2. Un texte-programme : « La Promenade dans nos serres » (1919)

« La Promenade dans nos serres » (PR, I, 176-177), écrit en 1919, constitue le véritable seuil de l’œuvre de Ponge, car c’est – je l’ai signalé déjà – le plus ancien des textes qu’il ait, de son vivant, fait entrer dans son œuvre. Il le désigne, dans les Entretiens avec Philippe Sollers, comme « le premier texte », précisant qu’il est« le texte le plus ancien de [s]on œuvre publiée », et qu’il le « cite volontiers » (EPS 49). Ecrit par un aspirant-écrivain de vingt ans, il établit les bases d’un projet littéraire et en définit les aspirations fondamentales. Il est à ce titre fort précieux en vue de l’analyse de cette œuvre comme parcours : il en fournit le point de départ. Les circonstances de sa composition, en mars 1919, telles qu’elles sont précisées par Ponge, ne sont pas indifférentes  : « J’ai écrit cela alors que j’avais été mobilisé (…) et que j’étais malade83, et que j’étais soigné dans un hôpital auxiliaire (…) contigu au Parc de Chantilly et il y avait là une serre » (ibid. 49).
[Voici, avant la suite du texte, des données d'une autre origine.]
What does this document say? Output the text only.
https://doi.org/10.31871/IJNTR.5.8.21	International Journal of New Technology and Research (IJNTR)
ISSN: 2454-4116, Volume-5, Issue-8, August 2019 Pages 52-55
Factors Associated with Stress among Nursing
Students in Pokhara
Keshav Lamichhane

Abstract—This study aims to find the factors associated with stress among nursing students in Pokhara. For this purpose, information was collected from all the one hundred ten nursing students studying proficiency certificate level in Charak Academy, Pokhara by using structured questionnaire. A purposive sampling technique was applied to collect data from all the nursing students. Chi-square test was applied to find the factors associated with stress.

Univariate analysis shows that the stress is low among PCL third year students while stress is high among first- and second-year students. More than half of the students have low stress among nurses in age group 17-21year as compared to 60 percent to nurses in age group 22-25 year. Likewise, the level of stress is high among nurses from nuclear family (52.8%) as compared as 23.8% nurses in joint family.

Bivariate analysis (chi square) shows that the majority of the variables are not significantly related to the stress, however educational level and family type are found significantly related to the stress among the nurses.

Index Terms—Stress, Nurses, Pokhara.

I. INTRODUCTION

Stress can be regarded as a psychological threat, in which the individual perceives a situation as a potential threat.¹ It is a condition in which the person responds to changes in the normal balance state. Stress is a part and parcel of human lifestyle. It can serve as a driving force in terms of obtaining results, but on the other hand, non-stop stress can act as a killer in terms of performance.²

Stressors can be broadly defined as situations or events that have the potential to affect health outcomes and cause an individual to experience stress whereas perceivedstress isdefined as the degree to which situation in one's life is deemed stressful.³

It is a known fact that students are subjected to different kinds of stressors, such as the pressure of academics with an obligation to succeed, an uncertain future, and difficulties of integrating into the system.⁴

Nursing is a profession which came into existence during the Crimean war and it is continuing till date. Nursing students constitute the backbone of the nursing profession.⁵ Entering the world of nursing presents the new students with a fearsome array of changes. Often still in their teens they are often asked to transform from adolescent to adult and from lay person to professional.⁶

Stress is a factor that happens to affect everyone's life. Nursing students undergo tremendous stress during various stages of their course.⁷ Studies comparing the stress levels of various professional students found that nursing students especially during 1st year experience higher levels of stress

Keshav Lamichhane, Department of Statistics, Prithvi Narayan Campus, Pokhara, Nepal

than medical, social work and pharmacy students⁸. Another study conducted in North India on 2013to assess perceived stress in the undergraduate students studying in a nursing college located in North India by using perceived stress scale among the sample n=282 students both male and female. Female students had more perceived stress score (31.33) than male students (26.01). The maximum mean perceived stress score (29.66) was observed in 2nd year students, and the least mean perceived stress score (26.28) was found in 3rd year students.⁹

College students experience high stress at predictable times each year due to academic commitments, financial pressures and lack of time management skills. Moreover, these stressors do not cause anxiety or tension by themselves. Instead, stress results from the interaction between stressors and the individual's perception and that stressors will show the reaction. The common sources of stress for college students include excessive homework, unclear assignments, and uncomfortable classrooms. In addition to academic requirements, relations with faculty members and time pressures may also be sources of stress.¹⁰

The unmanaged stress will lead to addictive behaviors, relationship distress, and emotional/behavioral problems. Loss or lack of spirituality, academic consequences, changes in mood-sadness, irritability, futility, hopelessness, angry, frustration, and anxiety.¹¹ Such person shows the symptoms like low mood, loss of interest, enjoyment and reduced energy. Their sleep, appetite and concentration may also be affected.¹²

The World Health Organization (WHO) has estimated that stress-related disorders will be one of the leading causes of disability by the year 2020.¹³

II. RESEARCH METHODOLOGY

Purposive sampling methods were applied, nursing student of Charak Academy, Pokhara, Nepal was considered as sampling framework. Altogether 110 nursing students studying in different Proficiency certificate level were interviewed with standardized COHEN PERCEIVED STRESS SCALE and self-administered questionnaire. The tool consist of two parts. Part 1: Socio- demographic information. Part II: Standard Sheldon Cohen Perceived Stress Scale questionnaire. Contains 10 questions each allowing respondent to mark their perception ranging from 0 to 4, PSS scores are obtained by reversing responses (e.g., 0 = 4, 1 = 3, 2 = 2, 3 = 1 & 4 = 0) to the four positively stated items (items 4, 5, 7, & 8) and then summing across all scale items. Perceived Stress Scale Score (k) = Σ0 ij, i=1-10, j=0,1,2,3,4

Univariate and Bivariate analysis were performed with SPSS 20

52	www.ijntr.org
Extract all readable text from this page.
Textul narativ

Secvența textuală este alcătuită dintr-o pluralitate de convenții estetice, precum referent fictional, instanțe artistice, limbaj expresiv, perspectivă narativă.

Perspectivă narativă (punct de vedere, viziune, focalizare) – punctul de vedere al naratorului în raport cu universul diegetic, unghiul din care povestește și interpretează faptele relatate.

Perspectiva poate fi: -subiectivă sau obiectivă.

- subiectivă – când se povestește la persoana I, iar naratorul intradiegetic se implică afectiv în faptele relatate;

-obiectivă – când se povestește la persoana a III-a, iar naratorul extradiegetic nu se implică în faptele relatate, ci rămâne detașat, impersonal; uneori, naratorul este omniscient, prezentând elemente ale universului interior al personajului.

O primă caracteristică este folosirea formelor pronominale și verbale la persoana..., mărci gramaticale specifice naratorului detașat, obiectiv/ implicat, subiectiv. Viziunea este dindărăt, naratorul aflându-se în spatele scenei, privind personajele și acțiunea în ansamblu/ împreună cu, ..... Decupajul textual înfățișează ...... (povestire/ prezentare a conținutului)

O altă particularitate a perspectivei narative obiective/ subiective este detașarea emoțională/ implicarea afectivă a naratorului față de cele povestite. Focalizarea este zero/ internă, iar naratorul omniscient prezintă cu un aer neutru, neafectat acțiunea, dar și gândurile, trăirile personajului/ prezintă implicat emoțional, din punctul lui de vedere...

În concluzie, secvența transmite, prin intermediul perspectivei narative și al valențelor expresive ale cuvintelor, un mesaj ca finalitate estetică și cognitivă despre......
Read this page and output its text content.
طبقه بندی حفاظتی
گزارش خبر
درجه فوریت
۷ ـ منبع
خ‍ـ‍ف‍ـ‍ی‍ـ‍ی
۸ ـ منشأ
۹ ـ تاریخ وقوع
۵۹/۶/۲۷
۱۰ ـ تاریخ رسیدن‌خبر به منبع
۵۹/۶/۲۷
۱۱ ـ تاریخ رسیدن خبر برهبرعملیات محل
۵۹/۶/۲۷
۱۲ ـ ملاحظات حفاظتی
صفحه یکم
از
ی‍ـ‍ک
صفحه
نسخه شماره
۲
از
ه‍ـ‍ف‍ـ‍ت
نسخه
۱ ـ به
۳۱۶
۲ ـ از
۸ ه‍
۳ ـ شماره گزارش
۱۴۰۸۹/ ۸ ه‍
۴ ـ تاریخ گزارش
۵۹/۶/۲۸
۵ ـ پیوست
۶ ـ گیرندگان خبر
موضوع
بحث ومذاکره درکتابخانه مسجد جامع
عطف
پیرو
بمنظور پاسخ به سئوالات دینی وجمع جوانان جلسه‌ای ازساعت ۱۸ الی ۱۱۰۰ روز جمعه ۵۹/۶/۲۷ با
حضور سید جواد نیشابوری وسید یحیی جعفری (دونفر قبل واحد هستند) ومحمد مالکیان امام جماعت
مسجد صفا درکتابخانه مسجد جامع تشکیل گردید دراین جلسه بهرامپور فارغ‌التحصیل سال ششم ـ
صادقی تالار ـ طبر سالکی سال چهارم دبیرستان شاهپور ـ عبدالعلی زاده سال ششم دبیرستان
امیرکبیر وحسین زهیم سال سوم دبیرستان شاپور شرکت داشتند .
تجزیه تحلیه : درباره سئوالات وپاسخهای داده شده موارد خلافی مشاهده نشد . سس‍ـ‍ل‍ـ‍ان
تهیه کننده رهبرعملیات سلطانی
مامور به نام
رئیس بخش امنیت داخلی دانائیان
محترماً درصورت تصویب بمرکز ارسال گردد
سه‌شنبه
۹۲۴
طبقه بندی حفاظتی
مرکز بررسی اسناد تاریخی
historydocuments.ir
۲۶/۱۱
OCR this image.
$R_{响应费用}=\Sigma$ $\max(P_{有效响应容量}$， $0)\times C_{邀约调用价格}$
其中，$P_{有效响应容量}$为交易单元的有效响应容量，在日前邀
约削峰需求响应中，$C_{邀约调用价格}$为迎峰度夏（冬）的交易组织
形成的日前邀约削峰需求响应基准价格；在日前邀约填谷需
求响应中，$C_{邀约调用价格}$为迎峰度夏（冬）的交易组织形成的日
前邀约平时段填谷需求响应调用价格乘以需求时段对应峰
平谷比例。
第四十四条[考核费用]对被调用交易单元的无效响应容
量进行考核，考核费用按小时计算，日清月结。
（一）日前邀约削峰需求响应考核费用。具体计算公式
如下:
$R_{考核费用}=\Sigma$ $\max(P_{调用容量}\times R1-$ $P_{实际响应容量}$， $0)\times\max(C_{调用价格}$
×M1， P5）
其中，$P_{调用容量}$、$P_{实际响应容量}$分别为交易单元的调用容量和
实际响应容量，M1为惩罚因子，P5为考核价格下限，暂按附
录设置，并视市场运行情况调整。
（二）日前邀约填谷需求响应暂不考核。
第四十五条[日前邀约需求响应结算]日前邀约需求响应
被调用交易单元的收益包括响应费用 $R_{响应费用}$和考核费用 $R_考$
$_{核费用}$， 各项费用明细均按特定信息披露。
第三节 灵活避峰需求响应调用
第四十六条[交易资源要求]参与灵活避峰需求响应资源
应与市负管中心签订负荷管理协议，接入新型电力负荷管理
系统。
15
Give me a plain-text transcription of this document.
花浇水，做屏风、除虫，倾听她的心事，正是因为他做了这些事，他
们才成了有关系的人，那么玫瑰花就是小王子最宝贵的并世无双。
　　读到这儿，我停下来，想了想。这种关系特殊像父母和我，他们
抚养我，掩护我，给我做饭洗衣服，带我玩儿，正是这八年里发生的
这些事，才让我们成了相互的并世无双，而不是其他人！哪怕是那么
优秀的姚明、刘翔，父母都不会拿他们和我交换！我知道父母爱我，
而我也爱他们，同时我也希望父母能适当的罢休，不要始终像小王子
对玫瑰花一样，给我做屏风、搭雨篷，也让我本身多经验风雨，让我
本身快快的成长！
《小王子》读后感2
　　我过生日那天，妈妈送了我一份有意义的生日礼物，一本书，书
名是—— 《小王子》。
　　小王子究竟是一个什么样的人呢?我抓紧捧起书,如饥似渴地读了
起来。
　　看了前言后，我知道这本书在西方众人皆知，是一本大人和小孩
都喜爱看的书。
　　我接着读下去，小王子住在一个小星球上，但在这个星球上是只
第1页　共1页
Au sortir tout à la fois de la mobilisation, de la maladie, et de l’hiver, les fleurs de la serre (« printemps dans l’hiver, été dans le printemps », « oasis de chaleur et de verdure » dit Ponge dans un avant-texte84), immédiatement transposées en fleurs du langage, ont pu être source d’un enchantement où trouve à se dire une confiance fondamentale dans les mots.

Notes
83.

Ponge a été atteint de diphtérie en 1919.

84.

Il s’agit d’une note intitulée « Serres », recueillie dans les Pages d’Atelier (PAT, 35).